Question: Erik, what’s biting inshore during April?
Davis: This month, the speckled trout will be moving into Mobile Bay, and we’ll be fishing artificial reefs created by Alabama’s Marine Resources Division inside of Mobile Bay. My favorite reef is the Shellbank, and I prefer to fish it at first light with live baits, like small croakers or live shrimp, Berkley’s Gulp! baits or D.O.A. shrimp. I’ll use a No. 6 Sea Striker hook and put a 1/16-ounce or larger shot lead 16 to 18 inches above the hook on 8-pound-test Berkley Trilene line. I want the shot lead to be as light as it can be and still be able to get the bait down near the bottom, even if a strong tide’s running in the area. I’ll let the live bait drift around the reef, and usually, the trout will pick up the bait. During early April, we’ll generally be catching 2- to 3-pound trout, and later in the month, the bigger trout will start showing up in the area.

Question: What else do you catch around Fort Morgan at this time of year?
Davis: This month, the sheepshead will still be in the region, and they’ll be biting really-good around the oil rigs in Mobile Bay. We’ll use live shrimp, a tiny split shot 16 to 18 inches up the line and a No. 6 Sea Striker hook.

Question: How do you keep the sheepshead from breaking that 8-pound-test line on the barnacles attached to the legs of the oil rigs?
Davis: As soon as you set the hook on the sheepshead, you’ve got about 2 or 3 seconds to get the fish away from the legs of the platform, and then you can get the sheepshead in the boat. As soon as that sheepshead strikes, you have to set the hook and pull it away from those legs.

Question: How big are the sheepshead you catch?
Davis: They average from 3- to-6 pounds each, which are really-fine sheepshead.

Question: What’s the limit on speckled trout and sheepshead?
Davis: The limit is 10 per person for speckled trout, and there are no limits on sheepshead.

Question: How long will there be a good sheepshead bite at Fort Morgan?
Davis: The sheepshead are usually here until the end of April.

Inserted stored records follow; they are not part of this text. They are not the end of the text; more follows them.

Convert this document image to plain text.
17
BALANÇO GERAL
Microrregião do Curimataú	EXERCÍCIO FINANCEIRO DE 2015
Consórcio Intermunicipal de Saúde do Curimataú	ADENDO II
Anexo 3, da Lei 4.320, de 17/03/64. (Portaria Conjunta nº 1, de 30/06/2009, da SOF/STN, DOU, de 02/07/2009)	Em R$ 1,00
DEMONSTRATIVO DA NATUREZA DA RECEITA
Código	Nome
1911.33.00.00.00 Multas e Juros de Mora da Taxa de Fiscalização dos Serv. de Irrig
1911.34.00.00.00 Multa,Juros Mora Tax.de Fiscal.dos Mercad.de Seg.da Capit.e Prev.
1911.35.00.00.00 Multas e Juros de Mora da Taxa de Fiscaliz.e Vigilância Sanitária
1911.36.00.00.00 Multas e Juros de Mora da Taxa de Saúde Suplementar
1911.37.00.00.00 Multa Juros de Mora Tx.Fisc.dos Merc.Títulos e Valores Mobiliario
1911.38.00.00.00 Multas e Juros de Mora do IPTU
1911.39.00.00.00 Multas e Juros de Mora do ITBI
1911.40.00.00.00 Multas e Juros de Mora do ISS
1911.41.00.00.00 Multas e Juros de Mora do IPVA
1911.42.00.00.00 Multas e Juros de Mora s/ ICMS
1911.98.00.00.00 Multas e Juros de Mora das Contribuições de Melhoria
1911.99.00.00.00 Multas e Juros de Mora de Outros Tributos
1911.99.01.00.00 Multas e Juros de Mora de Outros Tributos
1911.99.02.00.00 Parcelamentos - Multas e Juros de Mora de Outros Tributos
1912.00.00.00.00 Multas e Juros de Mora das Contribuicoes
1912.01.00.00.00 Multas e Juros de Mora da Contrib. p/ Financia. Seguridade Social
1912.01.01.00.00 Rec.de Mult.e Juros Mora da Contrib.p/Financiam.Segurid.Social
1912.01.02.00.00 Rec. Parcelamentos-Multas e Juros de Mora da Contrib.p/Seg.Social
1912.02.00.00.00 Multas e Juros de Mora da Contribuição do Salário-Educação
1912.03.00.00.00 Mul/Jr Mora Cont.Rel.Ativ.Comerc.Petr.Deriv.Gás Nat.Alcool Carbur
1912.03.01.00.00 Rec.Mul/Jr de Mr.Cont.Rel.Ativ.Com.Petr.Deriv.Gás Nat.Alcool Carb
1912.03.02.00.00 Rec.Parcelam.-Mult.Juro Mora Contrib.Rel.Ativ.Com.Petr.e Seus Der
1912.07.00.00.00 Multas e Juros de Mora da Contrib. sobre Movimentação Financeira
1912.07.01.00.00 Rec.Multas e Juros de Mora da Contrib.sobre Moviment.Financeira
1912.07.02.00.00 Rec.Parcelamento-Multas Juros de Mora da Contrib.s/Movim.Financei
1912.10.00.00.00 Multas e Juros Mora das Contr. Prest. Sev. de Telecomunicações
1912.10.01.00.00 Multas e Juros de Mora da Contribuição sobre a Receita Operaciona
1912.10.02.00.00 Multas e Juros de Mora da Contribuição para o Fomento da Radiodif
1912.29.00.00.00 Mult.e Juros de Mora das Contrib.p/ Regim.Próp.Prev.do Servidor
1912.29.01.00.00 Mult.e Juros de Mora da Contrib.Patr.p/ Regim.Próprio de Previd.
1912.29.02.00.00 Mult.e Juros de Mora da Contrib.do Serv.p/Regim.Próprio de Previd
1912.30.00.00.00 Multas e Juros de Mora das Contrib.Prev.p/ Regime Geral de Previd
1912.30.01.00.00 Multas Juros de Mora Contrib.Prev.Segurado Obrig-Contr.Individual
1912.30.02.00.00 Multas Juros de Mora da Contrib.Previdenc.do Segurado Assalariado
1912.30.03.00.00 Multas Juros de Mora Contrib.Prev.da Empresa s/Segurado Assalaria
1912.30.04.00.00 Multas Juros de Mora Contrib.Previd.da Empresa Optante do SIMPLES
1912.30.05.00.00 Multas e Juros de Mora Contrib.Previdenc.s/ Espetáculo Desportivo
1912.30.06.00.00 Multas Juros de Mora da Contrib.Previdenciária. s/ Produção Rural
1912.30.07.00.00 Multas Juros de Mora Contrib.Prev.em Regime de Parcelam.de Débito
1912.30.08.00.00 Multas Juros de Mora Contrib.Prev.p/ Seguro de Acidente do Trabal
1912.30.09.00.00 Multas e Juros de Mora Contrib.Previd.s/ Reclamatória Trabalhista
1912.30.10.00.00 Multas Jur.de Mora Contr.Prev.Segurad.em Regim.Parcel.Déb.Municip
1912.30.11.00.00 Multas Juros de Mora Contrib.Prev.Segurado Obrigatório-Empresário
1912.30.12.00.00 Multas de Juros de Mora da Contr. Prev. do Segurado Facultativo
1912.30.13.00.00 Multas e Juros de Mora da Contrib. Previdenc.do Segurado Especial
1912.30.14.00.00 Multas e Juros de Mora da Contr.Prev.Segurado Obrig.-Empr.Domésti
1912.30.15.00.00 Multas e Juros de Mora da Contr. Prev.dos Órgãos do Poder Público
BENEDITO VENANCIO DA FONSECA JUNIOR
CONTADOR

Question: What about the redfish?
Davis: The bull reds start biting about the end of April on Dixey Bar at the lighthouse. I’ll generally fish the rocks on the outer edges of the lighthouse. We’re anchored-up when we’re fishing this pattern. I’ll use about a 1/2-ounce slip lead up the line, a barrel swivel below it, 15-pound monofilament leader coming off the bottom eye of the barrel swivel and a live pogy as bait. I let the bait reach the bottom. To catch big bull reds, don’t set the hook when you feel the bite. The live pogy will pull the line out away from the lead and swim around in the open water. When the redfish attacks the pogy, the first thump you’ll feel on the line is the redfish killing the pogy. The second bite you’ll feel is the redfish actually eating the pogy, and that’s when you set the hook. Some people have a difficult time not setting the hook on the first strike, causing a lot of fishermen to lose big redfish. Redfish this month will weigh from 12 to 30 pounds. We’ll have a lot of fun catching these big bull reds. So, y’all come on down, visit the forts, and plan to fish with us in Mobile Bay.